Biblically speaking, there are positive and negative aspects to hatred. It is  acceptable to hate those things that God hates; indeed, this is very much a  proof of a right standing with God. “Let those who love the Lord hate evil” (Psalm 97:10a). Indeed, the  closer our walk with the Lord and the more we fellowship with Him, the more  conscious we will be of sin, both within and without. Do we not grieve and burn  with anger when God’s name is maligned, when we see spiritual hypocrisy, when we  see blatant unbelief and godless behavior? The more we understand God’s  attributes and love His character, the more we will be like Him and the more we  will hate those things that are contrary to His Word and nature.

However, the hatred that is negative surely has to be that which is directed  against others. The Lord mentions hatred in the Sermon  on the Mount: “But I tell you that anyone who is angry with his brother will  be subject to judgment” (Matthew  5:22). The Lord commands that not only should we be reconciled with our  brother before we go before the Lord, but also that we do it quickly (Matthew 5:23-26). The  act of murder itself was certainly condemned, but hatred is a “heart” sin, and  any hateful thought or act is an act of murder in God’s eyes for which justice  will be demanded, possibly not in this life but at the judgment. So heinous is  the position of hate before God that a man who hates is said to be walking in  darkness, as opposed to the light (1 John 2:911). The  worst situation is that of a man who continues professing religion but remains  at enmity with his brother. The Scriptures declare that such a person is a liar  (1 John  4:20), and he may fool men, but not God. How many believers live for years  pretending that all is well, putting on a front, only to be found finally  wanting because they have harbored enmity (hatred) against a fellow  believer?
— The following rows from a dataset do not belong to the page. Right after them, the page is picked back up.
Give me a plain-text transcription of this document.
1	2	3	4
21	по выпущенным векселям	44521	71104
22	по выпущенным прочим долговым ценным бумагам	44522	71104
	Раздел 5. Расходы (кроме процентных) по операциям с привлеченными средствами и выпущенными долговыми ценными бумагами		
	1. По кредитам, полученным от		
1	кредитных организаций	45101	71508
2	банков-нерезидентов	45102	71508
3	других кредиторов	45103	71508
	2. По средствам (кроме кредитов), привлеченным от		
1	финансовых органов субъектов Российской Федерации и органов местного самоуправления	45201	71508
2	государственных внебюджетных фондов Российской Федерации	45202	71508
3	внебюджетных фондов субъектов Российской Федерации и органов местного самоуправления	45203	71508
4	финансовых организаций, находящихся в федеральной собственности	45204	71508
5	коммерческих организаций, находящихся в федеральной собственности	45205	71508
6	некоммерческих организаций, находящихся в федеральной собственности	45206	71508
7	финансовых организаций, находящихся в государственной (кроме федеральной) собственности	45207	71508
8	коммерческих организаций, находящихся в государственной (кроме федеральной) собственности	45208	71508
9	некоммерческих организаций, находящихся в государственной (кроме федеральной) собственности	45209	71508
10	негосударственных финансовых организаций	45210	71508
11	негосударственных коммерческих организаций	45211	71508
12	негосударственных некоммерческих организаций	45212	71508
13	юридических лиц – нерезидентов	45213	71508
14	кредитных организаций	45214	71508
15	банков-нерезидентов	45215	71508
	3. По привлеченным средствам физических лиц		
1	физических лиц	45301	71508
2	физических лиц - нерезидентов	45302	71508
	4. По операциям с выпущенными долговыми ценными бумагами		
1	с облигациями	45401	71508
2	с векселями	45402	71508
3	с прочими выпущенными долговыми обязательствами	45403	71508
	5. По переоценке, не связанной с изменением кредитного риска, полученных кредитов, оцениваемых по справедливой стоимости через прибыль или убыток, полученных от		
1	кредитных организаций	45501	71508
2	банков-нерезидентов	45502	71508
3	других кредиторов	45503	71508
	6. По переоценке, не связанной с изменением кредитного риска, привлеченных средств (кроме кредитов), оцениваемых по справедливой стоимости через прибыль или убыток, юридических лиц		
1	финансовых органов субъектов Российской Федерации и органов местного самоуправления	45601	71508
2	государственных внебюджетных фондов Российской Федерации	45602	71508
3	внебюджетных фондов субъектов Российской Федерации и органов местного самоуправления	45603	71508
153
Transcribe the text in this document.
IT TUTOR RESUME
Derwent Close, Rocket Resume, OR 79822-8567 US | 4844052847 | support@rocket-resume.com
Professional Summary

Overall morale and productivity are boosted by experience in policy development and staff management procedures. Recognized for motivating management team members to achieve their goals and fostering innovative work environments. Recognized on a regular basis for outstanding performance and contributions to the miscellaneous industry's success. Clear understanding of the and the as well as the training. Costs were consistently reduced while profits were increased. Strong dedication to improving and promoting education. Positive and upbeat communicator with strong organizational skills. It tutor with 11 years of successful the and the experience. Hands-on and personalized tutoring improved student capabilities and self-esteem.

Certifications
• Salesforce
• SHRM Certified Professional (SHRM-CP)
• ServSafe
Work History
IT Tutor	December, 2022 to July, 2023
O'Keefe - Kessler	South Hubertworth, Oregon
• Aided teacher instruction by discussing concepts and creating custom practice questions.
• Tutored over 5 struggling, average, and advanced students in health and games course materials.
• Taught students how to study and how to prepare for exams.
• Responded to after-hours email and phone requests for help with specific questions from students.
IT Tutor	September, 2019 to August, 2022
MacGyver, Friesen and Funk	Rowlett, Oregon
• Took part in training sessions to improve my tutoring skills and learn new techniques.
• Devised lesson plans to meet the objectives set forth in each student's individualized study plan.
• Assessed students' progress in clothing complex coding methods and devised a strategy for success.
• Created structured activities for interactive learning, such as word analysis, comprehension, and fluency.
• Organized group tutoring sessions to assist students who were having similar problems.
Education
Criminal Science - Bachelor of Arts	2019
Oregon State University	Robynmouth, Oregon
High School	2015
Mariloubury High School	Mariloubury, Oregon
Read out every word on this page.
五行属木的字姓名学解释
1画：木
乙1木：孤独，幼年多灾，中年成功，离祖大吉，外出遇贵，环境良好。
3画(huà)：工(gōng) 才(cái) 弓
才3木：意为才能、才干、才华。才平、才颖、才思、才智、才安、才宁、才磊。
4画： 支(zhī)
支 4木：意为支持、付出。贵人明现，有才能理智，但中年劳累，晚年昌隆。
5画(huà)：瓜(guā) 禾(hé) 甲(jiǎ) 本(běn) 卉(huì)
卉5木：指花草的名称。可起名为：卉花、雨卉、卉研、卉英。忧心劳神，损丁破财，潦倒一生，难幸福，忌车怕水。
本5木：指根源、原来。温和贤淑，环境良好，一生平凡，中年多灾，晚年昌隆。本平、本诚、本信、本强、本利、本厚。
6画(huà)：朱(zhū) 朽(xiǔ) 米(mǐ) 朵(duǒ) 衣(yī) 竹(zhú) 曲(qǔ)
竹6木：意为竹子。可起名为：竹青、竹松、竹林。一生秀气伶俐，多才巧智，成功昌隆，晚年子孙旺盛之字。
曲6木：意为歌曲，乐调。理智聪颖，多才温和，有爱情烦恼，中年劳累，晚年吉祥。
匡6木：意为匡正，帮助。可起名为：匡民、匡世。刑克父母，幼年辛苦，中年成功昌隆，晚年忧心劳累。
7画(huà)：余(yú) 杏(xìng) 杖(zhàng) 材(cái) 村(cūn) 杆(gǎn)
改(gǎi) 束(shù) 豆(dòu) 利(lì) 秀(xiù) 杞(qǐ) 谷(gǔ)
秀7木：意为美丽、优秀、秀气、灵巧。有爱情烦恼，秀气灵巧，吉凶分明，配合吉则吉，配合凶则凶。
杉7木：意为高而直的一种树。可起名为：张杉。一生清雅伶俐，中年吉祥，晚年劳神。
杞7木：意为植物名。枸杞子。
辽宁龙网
Hatred is a poison that destroys us from within, producing  bitterness that eats away at our hearts and minds. This is why the Scriptures  tell us not to let a “root of bitterness” spring up in our hearts (Hebrews 12:15). Hatred  also destroys the personal witness of a Christian because it removes him from  fellowship with the Lord and other believers. Let us be careful to do as the  Lord advised and keep short accounts with everyone about everything, no matter  how small, and the Lord will be faithful to forgive, as He has promised (1 John 1:9; 2:1).